During our talk, we realized when people tried to understand the politics in China, the major problem or source of confusion is about the structure of government, party, and legalization system.

People use the “government” to refer to anything that seems from the “government” – such as the government setup the great firewall, or the government issued this rule. The reality is, there is a distinct difference between the “government” and the “party”. Typically, the people holding government positions also holds party positions, and the two organization share similar people but they are still different.

Manuela analysed the constitution of China – I even really didn’t read it thoroughly yet, and pointed out that 2/3 of the representative in the People’s Congress can change the government head and appoint new people. There are two facts: 1. Do not follow the written rule is the real rule in China. 2. It only mentioned about the government, not party.

To understand this difference is the key to understand the different of government behavior and the differences U.S. and Chinese politics systems, I personally believe so.

4 thoughts on “The Dinner – Part III – Government or Party?

  1. davidn

    Yeah, I think “mayor” is the word he’s looking for.
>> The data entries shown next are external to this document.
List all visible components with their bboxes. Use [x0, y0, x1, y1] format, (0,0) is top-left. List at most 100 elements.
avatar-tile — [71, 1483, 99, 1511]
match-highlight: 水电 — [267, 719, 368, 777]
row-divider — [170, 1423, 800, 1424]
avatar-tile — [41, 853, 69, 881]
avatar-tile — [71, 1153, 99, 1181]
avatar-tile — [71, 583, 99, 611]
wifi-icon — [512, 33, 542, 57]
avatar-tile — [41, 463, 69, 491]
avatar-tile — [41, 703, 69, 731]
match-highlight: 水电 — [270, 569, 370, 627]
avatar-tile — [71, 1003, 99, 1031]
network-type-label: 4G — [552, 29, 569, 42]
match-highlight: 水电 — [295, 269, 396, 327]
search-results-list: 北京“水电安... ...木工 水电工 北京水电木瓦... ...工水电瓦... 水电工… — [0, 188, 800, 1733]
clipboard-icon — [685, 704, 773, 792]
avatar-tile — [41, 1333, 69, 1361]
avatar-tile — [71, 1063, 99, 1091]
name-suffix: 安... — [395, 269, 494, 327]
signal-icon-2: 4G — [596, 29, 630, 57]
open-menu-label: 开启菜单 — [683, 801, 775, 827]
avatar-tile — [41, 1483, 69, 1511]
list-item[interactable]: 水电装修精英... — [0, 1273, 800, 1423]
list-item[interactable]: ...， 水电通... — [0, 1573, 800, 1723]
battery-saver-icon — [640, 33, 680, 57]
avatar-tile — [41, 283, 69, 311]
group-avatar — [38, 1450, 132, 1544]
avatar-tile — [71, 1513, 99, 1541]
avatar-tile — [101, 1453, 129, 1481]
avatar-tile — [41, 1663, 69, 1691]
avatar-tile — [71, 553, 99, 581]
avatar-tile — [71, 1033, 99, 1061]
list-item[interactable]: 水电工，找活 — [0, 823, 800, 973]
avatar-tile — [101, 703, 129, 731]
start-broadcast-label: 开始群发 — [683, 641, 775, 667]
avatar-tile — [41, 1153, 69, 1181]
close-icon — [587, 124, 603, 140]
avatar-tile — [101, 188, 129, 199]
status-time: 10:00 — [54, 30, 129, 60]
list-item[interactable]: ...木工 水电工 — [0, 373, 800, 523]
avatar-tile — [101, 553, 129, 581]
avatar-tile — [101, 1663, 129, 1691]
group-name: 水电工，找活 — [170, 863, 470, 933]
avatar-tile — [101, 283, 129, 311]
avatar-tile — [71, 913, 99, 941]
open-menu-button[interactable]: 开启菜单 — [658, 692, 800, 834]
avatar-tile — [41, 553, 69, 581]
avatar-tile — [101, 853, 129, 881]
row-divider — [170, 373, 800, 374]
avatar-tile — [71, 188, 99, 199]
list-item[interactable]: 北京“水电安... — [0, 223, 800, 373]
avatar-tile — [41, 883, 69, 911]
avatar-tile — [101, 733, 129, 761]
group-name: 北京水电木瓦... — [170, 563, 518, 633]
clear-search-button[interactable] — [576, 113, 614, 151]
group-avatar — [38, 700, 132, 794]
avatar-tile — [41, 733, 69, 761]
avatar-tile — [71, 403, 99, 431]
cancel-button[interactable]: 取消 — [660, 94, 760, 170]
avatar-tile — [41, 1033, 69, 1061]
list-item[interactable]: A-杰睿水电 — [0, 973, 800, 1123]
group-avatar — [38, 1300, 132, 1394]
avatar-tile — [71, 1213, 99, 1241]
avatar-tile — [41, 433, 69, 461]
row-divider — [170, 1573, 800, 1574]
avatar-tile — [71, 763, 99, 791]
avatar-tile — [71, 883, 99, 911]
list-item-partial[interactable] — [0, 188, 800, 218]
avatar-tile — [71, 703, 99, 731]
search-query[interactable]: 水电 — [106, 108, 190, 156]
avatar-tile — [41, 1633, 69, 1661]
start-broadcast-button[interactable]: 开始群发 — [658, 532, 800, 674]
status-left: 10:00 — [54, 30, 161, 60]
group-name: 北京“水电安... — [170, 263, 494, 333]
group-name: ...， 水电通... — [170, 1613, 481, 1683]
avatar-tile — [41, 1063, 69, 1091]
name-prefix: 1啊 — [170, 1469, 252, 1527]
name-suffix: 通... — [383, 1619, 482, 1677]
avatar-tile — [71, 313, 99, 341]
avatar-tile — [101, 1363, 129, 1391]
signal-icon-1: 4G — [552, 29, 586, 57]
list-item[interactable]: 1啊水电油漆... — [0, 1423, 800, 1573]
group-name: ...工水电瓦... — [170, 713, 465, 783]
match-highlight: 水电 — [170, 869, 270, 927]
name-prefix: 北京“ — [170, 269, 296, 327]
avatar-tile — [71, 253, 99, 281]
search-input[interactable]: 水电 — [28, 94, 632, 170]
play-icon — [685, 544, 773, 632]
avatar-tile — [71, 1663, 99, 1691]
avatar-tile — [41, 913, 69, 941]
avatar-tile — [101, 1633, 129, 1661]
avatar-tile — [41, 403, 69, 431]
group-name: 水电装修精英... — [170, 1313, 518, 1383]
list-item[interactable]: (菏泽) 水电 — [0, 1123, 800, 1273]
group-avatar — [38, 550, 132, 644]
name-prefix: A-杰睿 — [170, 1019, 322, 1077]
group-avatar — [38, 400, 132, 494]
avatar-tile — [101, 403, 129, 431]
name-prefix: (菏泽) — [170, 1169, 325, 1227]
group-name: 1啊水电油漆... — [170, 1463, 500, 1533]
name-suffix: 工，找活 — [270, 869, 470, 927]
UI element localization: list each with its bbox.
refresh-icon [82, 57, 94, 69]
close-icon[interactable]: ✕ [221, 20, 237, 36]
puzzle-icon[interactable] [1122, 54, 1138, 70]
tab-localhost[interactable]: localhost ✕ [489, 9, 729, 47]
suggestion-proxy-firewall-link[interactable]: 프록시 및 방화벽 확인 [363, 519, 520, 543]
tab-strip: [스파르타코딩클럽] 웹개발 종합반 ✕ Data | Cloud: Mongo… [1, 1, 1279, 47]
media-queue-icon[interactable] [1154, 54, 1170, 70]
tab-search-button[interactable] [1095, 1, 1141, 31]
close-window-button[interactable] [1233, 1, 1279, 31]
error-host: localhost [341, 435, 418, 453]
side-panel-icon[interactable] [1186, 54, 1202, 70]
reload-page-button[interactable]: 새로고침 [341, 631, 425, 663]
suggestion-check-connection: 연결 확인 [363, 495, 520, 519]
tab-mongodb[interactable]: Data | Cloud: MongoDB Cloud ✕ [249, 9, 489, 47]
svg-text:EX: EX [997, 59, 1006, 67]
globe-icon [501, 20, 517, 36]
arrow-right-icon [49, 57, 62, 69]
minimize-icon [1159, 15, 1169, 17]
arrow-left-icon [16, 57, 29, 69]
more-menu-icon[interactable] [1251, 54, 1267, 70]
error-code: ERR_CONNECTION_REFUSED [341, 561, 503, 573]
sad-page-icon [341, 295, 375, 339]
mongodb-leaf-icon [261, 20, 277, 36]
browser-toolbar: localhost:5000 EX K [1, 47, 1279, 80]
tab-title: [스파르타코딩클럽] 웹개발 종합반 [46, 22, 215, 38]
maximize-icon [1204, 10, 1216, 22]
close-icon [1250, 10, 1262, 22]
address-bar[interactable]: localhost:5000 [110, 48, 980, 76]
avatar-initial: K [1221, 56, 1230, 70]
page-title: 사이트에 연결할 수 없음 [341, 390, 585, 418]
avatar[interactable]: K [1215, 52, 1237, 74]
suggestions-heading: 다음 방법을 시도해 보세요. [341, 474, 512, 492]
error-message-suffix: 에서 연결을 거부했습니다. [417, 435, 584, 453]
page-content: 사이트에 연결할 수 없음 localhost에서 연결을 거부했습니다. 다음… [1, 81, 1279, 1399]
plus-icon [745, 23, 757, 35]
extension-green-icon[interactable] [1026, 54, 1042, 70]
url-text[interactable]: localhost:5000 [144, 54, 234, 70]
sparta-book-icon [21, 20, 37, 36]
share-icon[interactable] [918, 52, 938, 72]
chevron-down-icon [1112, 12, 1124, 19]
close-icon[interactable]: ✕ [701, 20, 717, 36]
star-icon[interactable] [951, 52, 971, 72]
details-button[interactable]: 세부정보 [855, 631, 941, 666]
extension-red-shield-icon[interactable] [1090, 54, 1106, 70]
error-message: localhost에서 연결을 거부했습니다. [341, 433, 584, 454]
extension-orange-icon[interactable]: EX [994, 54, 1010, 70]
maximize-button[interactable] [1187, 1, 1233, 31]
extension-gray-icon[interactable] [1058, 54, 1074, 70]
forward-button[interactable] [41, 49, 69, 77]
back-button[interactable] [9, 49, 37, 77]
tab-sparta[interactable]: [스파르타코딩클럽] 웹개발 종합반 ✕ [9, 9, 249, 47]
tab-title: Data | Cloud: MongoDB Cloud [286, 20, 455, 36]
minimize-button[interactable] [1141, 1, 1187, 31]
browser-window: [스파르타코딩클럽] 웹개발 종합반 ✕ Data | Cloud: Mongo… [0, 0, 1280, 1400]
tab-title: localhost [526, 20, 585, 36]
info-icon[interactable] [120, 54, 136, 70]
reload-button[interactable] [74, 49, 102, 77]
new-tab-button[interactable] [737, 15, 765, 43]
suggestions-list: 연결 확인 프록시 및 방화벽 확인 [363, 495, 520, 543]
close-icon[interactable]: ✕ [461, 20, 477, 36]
When I read “major” I think of the military rank. If he wants one word to summarize all those people, “VIP” is the best I can think of.

    My understanding of China governance so far is that the party is the source of power, and the party created the (national) government, which is subordinate to it, to implement its policies. Does that sound accurate so far?

    Now a couple of ignorant questions: What about local governments (provinces, cities, etc.)? Do they derive their power directly from the party, or from the national government? Do national laws trump local laws (as in the US federalist system)? Are there specifically enumerated domains of influence (e.g. taxation, education, commerce, media) that are reserved for one level of government or another? Or is it a free-for-all where any entity can make a law or regulation about anything? I also understand that the different parts of the government don’t always get along with each other, and there’s some amount of in-fighting and power struggles between national and local levels, and different agencies within one level. To what degree do you think that is true?

  2. xge

    to my understanding, the party and the government are two parelell systems, and at every level of the government ladder, there is a conresponding party level that has a higher degree of power than the government and controlls the government.

    Almost all the laws and regulations are only applied to the government but not to the party. This explain to a certain degree why the laws are not strickly followed in China, it is because the controlling power, the party, is not required to follow it.